Pacific Standard has a beautiful new piece out about Nev Jones, a psychology professor who experienced psychosis while in graduate school. Her history gives her a unique insight into the unwell mind, and she devotes her study to the idea that “madness” (not my favorite word, but the one the article uses) is not an isolated phenomenon, but instead occurs in the context of a society and so can be worsened—or improved—by that society’s reaction to the afflicted.
The author writes:
Jones today describes the madness in and around her family as a koan, a puzzle that teaches by its resistance to solution, and which forces upon her the question of how to speak for those who may not be able to speak for themselves.
Jones has since made a larger version of this question—of how we think of and treat the mad, and why in the West we usually shunt them aside—her life’s work. Most of this work radiates from a single idea: Culture shapes the experience, expression, and outcome of madness. The idea is not that culture makes one mad. It’s that culture profoundly influences every aspect about how madness develops and expresses itself, from its onset to its full-blown state, from how the afflicted experience it to how others respond to it, whether it destroys you or leaves you whole.
The piece reminds me of one from several years ago in Aeon Magazine that pointed out that hallucinatory voices are almost never devoid of context, but rather reflect a person’s individual experiences and cultural surroundings. Often they are inner expressions of trauma. A new form of treatment even allowed those who heard troubling voices to find some relief by listening to what the voices had to say; the voices didn’t go away, but they became much more benign and therefore manageable.
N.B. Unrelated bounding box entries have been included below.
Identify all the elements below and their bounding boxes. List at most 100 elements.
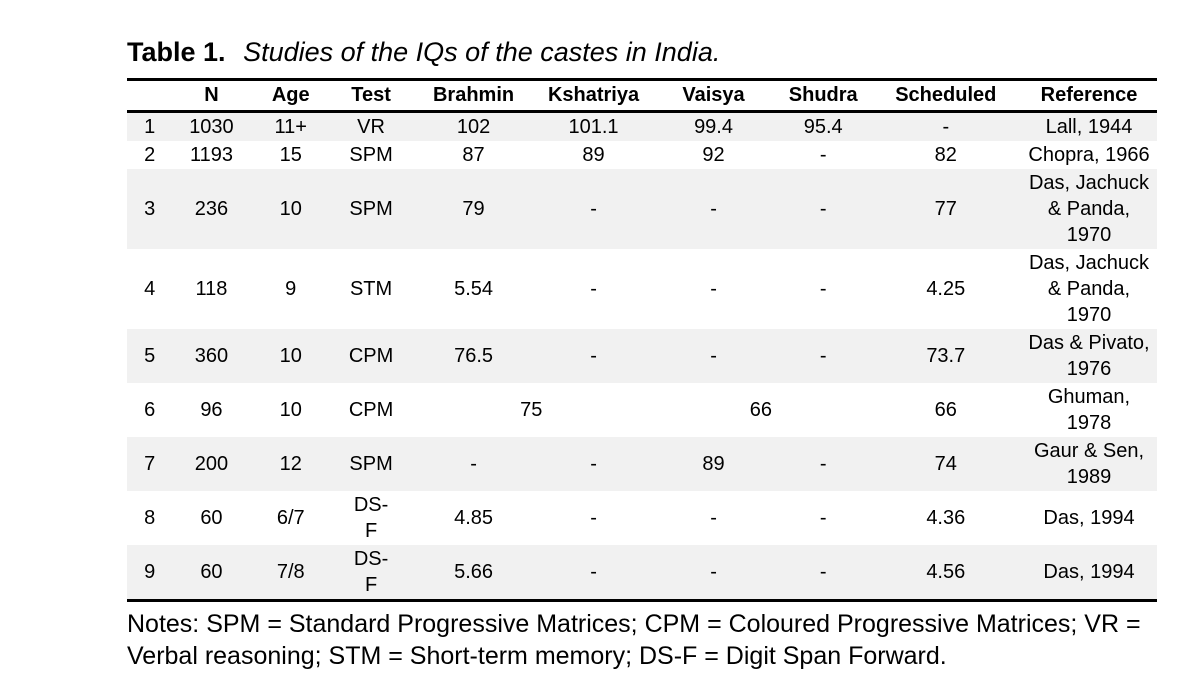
table-cell: 4 — [144, 278, 156, 300]
table-cell: Lall, 1944 — [1045, 116, 1133, 138]
table-title: Table 1. Studies of the IQs of the caste… — [127, 36, 1157, 69]
table-cell: SPM — [349, 144, 393, 166]
table-row: 5 360 10 CPM 76.5 - - - 73.7 Das & Pivato, 1976 — [127, 329, 1157, 383]
table-cell: - — [710, 561, 717, 583]
table-cell: Chopra, 1966 — [1028, 144, 1150, 166]
table-cell: 66 — [934, 399, 957, 421]
table-cell: - — [819, 345, 827, 367]
table-cell: Das, Jachuck & Panda, 1970 — [1028, 252, 1150, 326]
table-cell: 200 — [194, 453, 229, 475]
table-cell: 82 — [934, 144, 957, 166]
table-cell: DS- F — [353, 548, 389, 596]
table-caption: Studies of the IQs of the castes in Indi… — [243, 37, 721, 67]
table-cell: 60 — [200, 561, 223, 583]
table-row: 8 60 6/7 DS- F 4.85 - - - 4.36 Das, 1994 — [127, 491, 1157, 545]
table-cell: - — [590, 278, 597, 300]
table-cell: 6/7 — [276, 507, 305, 529]
table-cell: - — [942, 116, 950, 138]
table-cell: 15 — [279, 144, 302, 166]
table-cell: 11+ — [274, 116, 307, 138]
table-row: 9 60 7/8 DS- F 5.66 - - - 4.56 Das, 1994 — [127, 545, 1157, 601]
table-cell: SPM — [349, 198, 393, 220]
table-cell: 118 — [195, 278, 228, 300]
table-cell: 102 — [456, 116, 491, 138]
table-cell: 10 — [279, 198, 302, 220]
table-cell: 60 — [200, 507, 223, 529]
table-cell: CPM — [348, 345, 394, 367]
table-cell: 4.85 — [454, 507, 494, 529]
table-cell: 79 — [462, 198, 485, 220]
column-header: N — [172, 79, 251, 113]
table-cell: Gaur & Sen, 1989 — [1033, 440, 1145, 488]
table-cell: 4.56 — [926, 561, 966, 583]
table-header: N Age Test Brahmin Kshatriya Vaisya Shudra Sche… — [127, 79, 1157, 113]
header-row: N Age Test Brahmin Kshatriya Vaisya Shudra Sche… — [127, 79, 1157, 113]
table-cell: 101.1 — [568, 116, 619, 138]
table-cell: - — [590, 561, 597, 583]
table-cell: 75 — [520, 399, 543, 421]
table-cell: - — [590, 198, 597, 220]
table-cell: 1030 — [189, 116, 234, 138]
table-cell: 96 — [200, 399, 223, 421]
table-cell: - — [819, 507, 827, 529]
table-cell: DS- F — [353, 494, 389, 542]
table-cell: 4.25 — [926, 278, 966, 300]
table-cell: 77 — [934, 198, 957, 220]
table-row: 4 118 9 STM 5.54 - - - 4.25 Das, Jachuck & Panda,… — [127, 249, 1157, 329]
table-cell: - — [590, 345, 597, 367]
table-cell: Das, 1994 — [1043, 561, 1135, 583]
column-header: Brahmin — [411, 79, 536, 113]
table-cell: 95.4 — [803, 116, 843, 138]
table-notes: Notes: SPM = Standard Progressive Matric… — [127, 610, 1141, 670]
table-cell: 74 — [934, 453, 957, 475]
table-cell: 9 — [285, 278, 297, 300]
table-row: 6 96 10 CPM 75 66 66 Ghuman, 1978 — [127, 383, 1157, 437]
column-header: Scheduled — [870, 79, 1021, 113]
table-cell: VR — [357, 116, 385, 138]
column-header: Reference — [1020, 79, 1157, 113]
column-header: Kshatriya — [535, 79, 652, 113]
table-cell: 76.5 — [454, 345, 494, 367]
table-cell: - — [819, 561, 827, 583]
table-cell: - — [710, 278, 717, 300]
table-cell: STM — [349, 278, 393, 300]
table-cell: 73.7 — [926, 345, 966, 367]
table-cell: 7/8 — [276, 561, 305, 583]
column-header — [127, 79, 173, 113]
table-cell: 1193 — [189, 144, 233, 166]
table-row: 2 1193 15 SPM 87 89 92 - 82 Chopra, 1966 — [127, 141, 1157, 169]
table-cell: 89 — [702, 453, 725, 475]
table-cell: - — [819, 144, 827, 166]
table-body: 1 1030 11+ VR 102 101.1 99.4 95.4 - Lall, 1944 2 11… — [127, 111, 1157, 601]
table-cell: 6 — [144, 399, 156, 421]
table-row: 1 1030 11+ VR 102 101.1 99.4 95.4 - Lall, 1944 — [127, 111, 1157, 141]
table-cell: CPM — [348, 399, 394, 421]
iq-studies-table: N Age Test Brahmin Kshatriya Vaisya Shudra Sche… — [127, 78, 1157, 602]
table-cell: - — [819, 198, 827, 220]
table-cell: 5.54 — [454, 278, 494, 300]
table-cell: 92 — [702, 144, 725, 166]
column-header: Age — [250, 79, 331, 113]
table-cell: 10 — [279, 399, 302, 421]
table-cell: 5 — [144, 345, 156, 367]
table-cell: 236 — [194, 198, 229, 220]
table-cell: 9 — [144, 561, 156, 583]
column-header: Vaisya — [651, 79, 776, 113]
table-number-label: Table 1. — [127, 37, 226, 67]
table-figure: Table 1. Studies of the IQs of the caste… — [127, 36, 1157, 697]
table-cell: - — [710, 198, 717, 220]
table-cell: - — [710, 507, 717, 529]
table-cell: 99.4 — [694, 116, 733, 138]
table-cell: 66 — [749, 399, 773, 421]
table-cell: Ghuman, 1978 — [1047, 386, 1131, 434]
table-cell: - — [819, 278, 827, 300]
table-cell: 89 — [582, 144, 605, 166]
table-row: 7 200 12 SPM - - 89 - 74 Gaur & Sen, 1989 — [127, 437, 1157, 491]
table-cell: Das, Jachuck & Panda, 1970 — [1028, 172, 1150, 246]
table-cell: - — [819, 453, 827, 475]
table-cell: 1 — [144, 116, 156, 138]
table-cell: 7 — [144, 453, 156, 475]
table-cell: SPM — [349, 453, 393, 475]
table-cell: - — [590, 507, 597, 529]
table-cell: Das, 1994 — [1043, 507, 1135, 529]
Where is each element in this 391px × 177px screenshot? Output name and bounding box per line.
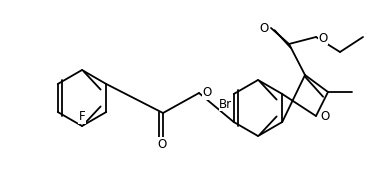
Text: Br: Br [219,98,232,110]
Text: O: O [203,87,212,99]
Text: F: F [79,110,85,124]
Text: O: O [157,138,167,150]
Text: O: O [320,110,330,124]
Text: O: O [259,22,269,36]
Text: O: O [318,32,328,44]
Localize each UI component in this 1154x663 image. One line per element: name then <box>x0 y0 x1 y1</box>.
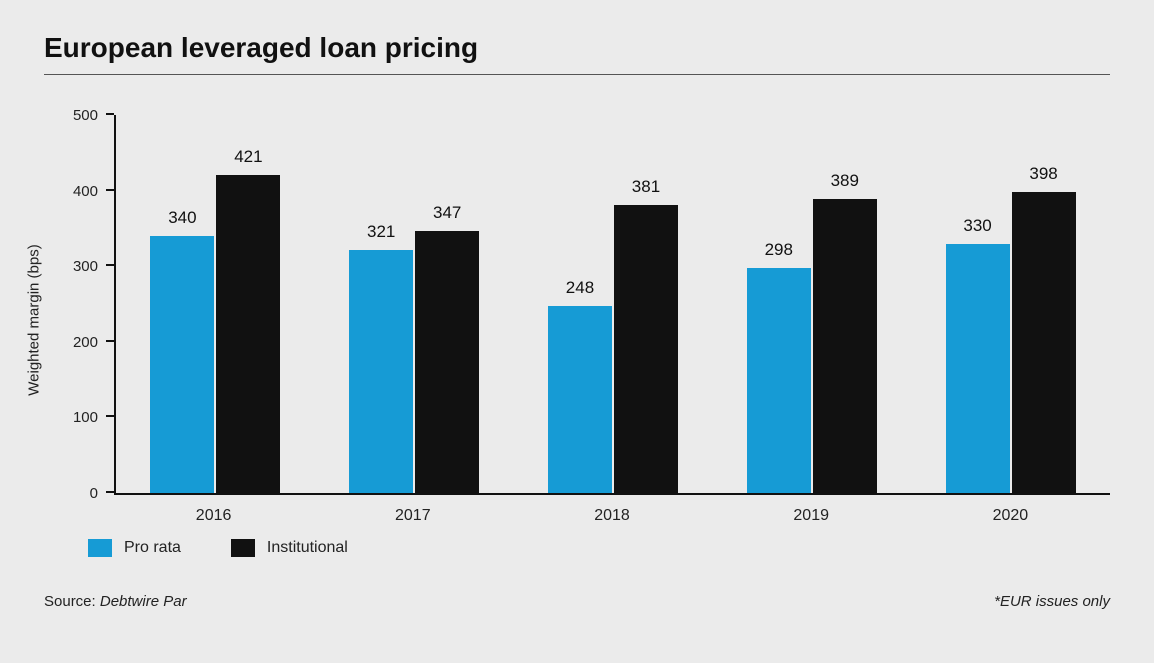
legend-label-pro-rata: Pro rata <box>124 539 181 557</box>
chart-area: Weighted margin (bps) 340421321347248381… <box>44 115 1110 525</box>
y-tick-label: 200 <box>73 334 98 351</box>
bar-group: 248381 <box>514 115 713 493</box>
bar-group: 340421 <box>116 115 315 493</box>
bar-value-label: 381 <box>632 177 660 197</box>
swatch-institutional <box>231 539 255 557</box>
y-tick-label: 100 <box>73 409 98 426</box>
bar: 421 <box>216 175 280 493</box>
x-tick-label: 2019 <box>712 507 911 525</box>
y-tick-label: 500 <box>73 107 98 124</box>
x-tick-label: 2020 <box>911 507 1110 525</box>
bar: 330 <box>946 244 1010 493</box>
footnote: *EUR issues only <box>994 593 1110 610</box>
chart-container: European leveraged loan pricing Weighted… <box>0 0 1154 663</box>
x-tick-label: 2017 <box>313 507 512 525</box>
bar-group: 321347 <box>315 115 514 493</box>
bar-group: 330398 <box>911 115 1110 493</box>
y-axis-label: Weighted margin (bps) <box>26 244 43 395</box>
bar: 340 <box>150 236 214 493</box>
y-tick-label: 400 <box>73 183 98 200</box>
bar: 298 <box>747 268 811 493</box>
bar-value-label: 389 <box>831 171 859 191</box>
chart-footer: Source: Debtwire Par *EUR issues only <box>44 593 1110 610</box>
bar: 248 <box>548 306 612 493</box>
bar-group: 298389 <box>712 115 911 493</box>
swatch-pro-rata <box>88 539 112 557</box>
x-tick-label: 2016 <box>114 507 313 525</box>
source-label: Source: <box>44 593 100 610</box>
legend-item-institutional: Institutional <box>231 539 348 557</box>
bar: 398 <box>1012 192 1076 493</box>
bar: 389 <box>813 199 877 493</box>
y-tick-label: 0 <box>90 485 98 502</box>
source-name: Debtwire Par <box>100 593 187 610</box>
bar-value-label: 248 <box>566 278 594 298</box>
bar-groups: 340421321347248381298389330398 <box>116 115 1110 493</box>
legend: Pro rata Institutional <box>88 539 1110 557</box>
source: Source: Debtwire Par <box>44 593 187 610</box>
x-axis-labels: 20162017201820192020 <box>114 507 1110 525</box>
bar-value-label: 421 <box>234 147 262 167</box>
plot-area: 340421321347248381298389330398 010020030… <box>114 115 1110 495</box>
chart-title: European leveraged loan pricing <box>44 32 1110 75</box>
bar-value-label: 347 <box>433 203 461 223</box>
bar: 347 <box>415 231 479 493</box>
bar: 381 <box>614 205 678 493</box>
bar-value-label: 330 <box>963 216 991 236</box>
bar-value-label: 321 <box>367 222 395 242</box>
y-tick-label: 300 <box>73 258 98 275</box>
legend-label-institutional: Institutional <box>267 539 348 557</box>
legend-item-pro-rata: Pro rata <box>88 539 181 557</box>
x-tick-label: 2018 <box>512 507 711 525</box>
bar-value-label: 298 <box>765 240 793 260</box>
bar-value-label: 340 <box>168 208 196 228</box>
bar-value-label: 398 <box>1029 164 1057 184</box>
bar: 321 <box>349 250 413 493</box>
Taken together these articles give me some kind of hope that mental illness doesn’t have to be inevitable, or at least, that the suffering from it can be greatly reduced. An episode of the podcast Invisibilia explored the idea that thoughts are not really so core to our selves as we might believe, that anyone can have thoughts that are disturbing to them and that the best way to deal with these thoughts is to acknowledge them and let them drift by. Resisting the thoughts is the surest way to make them stronger; acceptance robs them of power. Jones learns as much in her own life: “She doesn’t mind, for instance, that she still experiences some stretches and wrinkles in reality’s fabric. She accepts an occasional soft sidewalk or vaporous wall.”
Perhaps if we understood mental illness more as a relatively common reaction to being alive and human, as occasional neural noise generated by a complicated brain, and less as a terrible occasion in need of ostracization and treatment, we could learn to live better with it. Perhaps we might find that some of our symptoms and a lot of our pain simply drifts by and floats away.